103. Indicate whether each of the following statements about financial statement analysis is true or false.
_____ a) Working capital is a measure of the amount of current assets a company would have left after paying its current liabilities.
_____ b) If a transaction causes a company's working capital to increase, the transaction caused the company to become less liquid.
_____ c) Interpretation of a company's working capital can be difficult because it is an absolute amount.
_____ d) The quick ratio is a less conservative variation of the current ratio.
_____ e) The quick ratio is usually calculated by using the following equation: cash + receivables + current marketable securities + prepaid expense/current liabilities
a) T b) F c) T d) F e) F
a) This is true. Working capital is current assets – current liabilities.
b) This is false. If working capital increases, the company would have more working capital which would increase liquidity.
c) This is true. Comparing only absolute amounts has drawbacks, however, because materiality levels differ from company to company or even from year to year for a given company.
d) This is false. The quick ratio is a more conservative variation of the current ratio. Only cash, receivables and current marketable securities are used in the calculation. Inventory and prepaid expenses are omitted.

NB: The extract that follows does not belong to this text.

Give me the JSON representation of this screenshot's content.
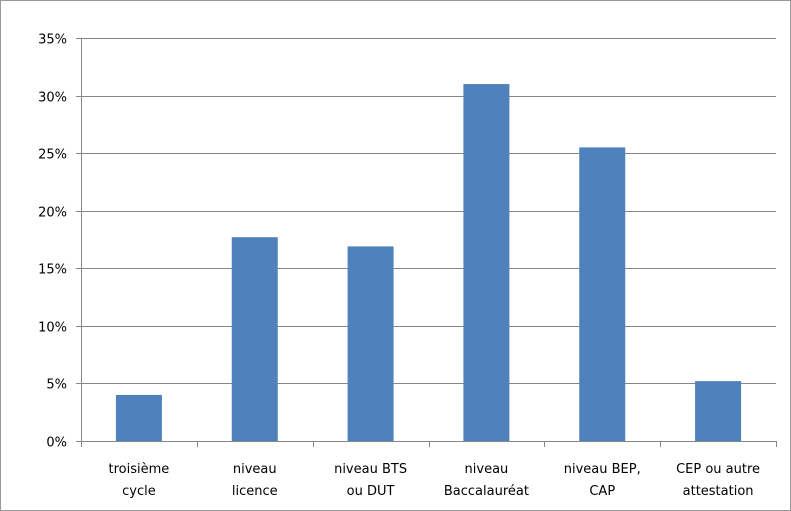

e) This is false. Only cash, receivables and current marketable securities are used in the calculation. Inventory and prepaid expenses are omitted.

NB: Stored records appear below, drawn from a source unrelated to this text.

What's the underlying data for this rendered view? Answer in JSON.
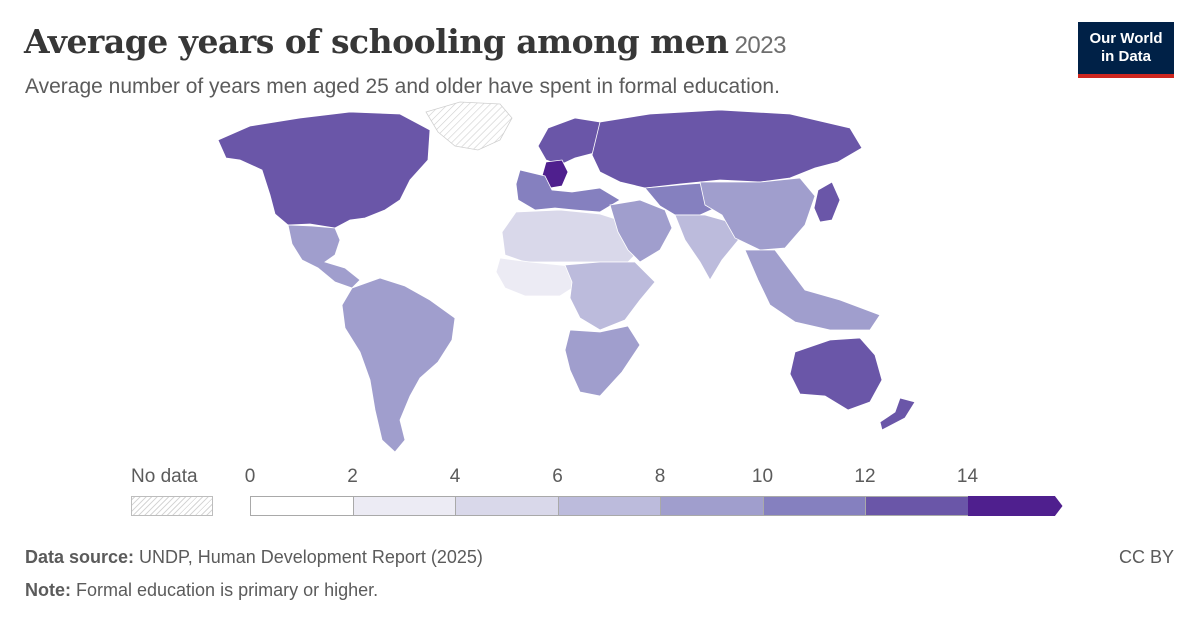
{
  "header": {
    "title": "Average years of schooling among men",
    "year": "2023",
    "subtitle": "Average number of years men aged 25 and older have spent in formal education.",
    "logo_line1": "Our World",
    "logo_line2": "in Data"
  },
  "legend": {
    "no_data_label": "No data",
    "ticks": [
      "0",
      "2",
      "4",
      "6",
      "8",
      "10",
      "12",
      "14"
    ],
    "bins": [
      {
        "from": 0,
        "to": 2,
        "color": "#ffffff"
      },
      {
        "from": 2,
        "to": 4,
        "color": "#ecebf4"
      },
      {
        "from": 4,
        "to": 6,
        "color": "#d9d8ea"
      },
      {
        "from": 6,
        "to": 8,
        "color": "#bcbbdc"
      },
      {
        "from": 8,
        "to": 10,
        "color": "#a09ecd"
      },
      {
        "from": 10,
        "to": 12,
        "color": "#8580bf"
      },
      {
        "from": 12,
        "to": 14,
        "color": "#6a56a8"
      },
      {
        "from": 14,
        "to": null,
        "color": "#4f1f8e"
      }
    ]
  },
  "regions": [
    {
      "name": "North America",
      "bin": 6
    },
    {
      "name": "Greenland",
      "bin": null
    },
    {
      "name": "Central America",
      "bin": 4
    },
    {
      "name": "South America",
      "bin": 4
    },
    {
      "name": "Northern Europe",
      "bin": 6
    },
    {
      "name": "Germany",
      "bin": 7
    },
    {
      "name": "Southern Europe",
      "bin": 5
    },
    {
      "name": "Russia",
      "bin": 6
    },
    {
      "name": "North Africa",
      "bin": 2
    },
    {
      "name": "West Africa",
      "bin": 1
    },
    {
      "name": "Central Africa",
      "bin": 3
    },
    {
      "name": "Southern Africa",
      "bin": 4
    },
    {
      "name": "Middle East",
      "bin": 4
    },
    {
      "name": "Central Asia",
      "bin": 5
    },
    {
      "name": "South Asia",
      "bin": 3
    },
    {
      "name": "China",
      "bin": 4
    },
    {
      "name": "Japan",
      "bin": 6
    },
    {
      "name": "Southeast Asia",
      "bin": 4
    },
    {
      "name": "Australia",
      "bin": 6
    },
    {
      "name": "New Zealand",
      "bin": 6
    }
  ],
  "footer": {
    "source_label": "Data source:",
    "source_text": " UNDP, Human Development Report (2025)",
    "note_label": "Note:",
    "note_text": " Formal education is primary or higher.",
    "license": "CC BY"
  }
}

104. Indicate whether each of the following statements about financial statement analysis is true or false.
_____ a) Net margin measures a company's immediate debt-paying ability.
_____ b) Accounts receivable turnover is a direct measure of a company's uncollectible accounts expense.
_____ c) Accounts receivable turnover is calculated by using the following formula: net credit sales/average accounts receivable.
_____ d) Net credit sales is sales on account less sales returns and discounts.
_____ e) The amount of average receivables can be calculated using the amount of receivables shown on balance sheets for the current year and previous year.
a) F b) F c) T d) T e) T
a) This is false. The quick ratio or acid test ratio is a measure of a company’s immediate debt-paying ability.
b) This is false. Accounts receivable turnover indicates the number of times that a company collects its average receivables. The higher the turnover, the faster the collections.
c) This is true. The formula for accounts receivable turnover is: net credit sales/average accounts receivable.
d) This is true. Net sales is: Sales – (returns & allowances & discounts)
e) This is true. Average receivables is a simple average of the current year and prior year ending accounts receivable.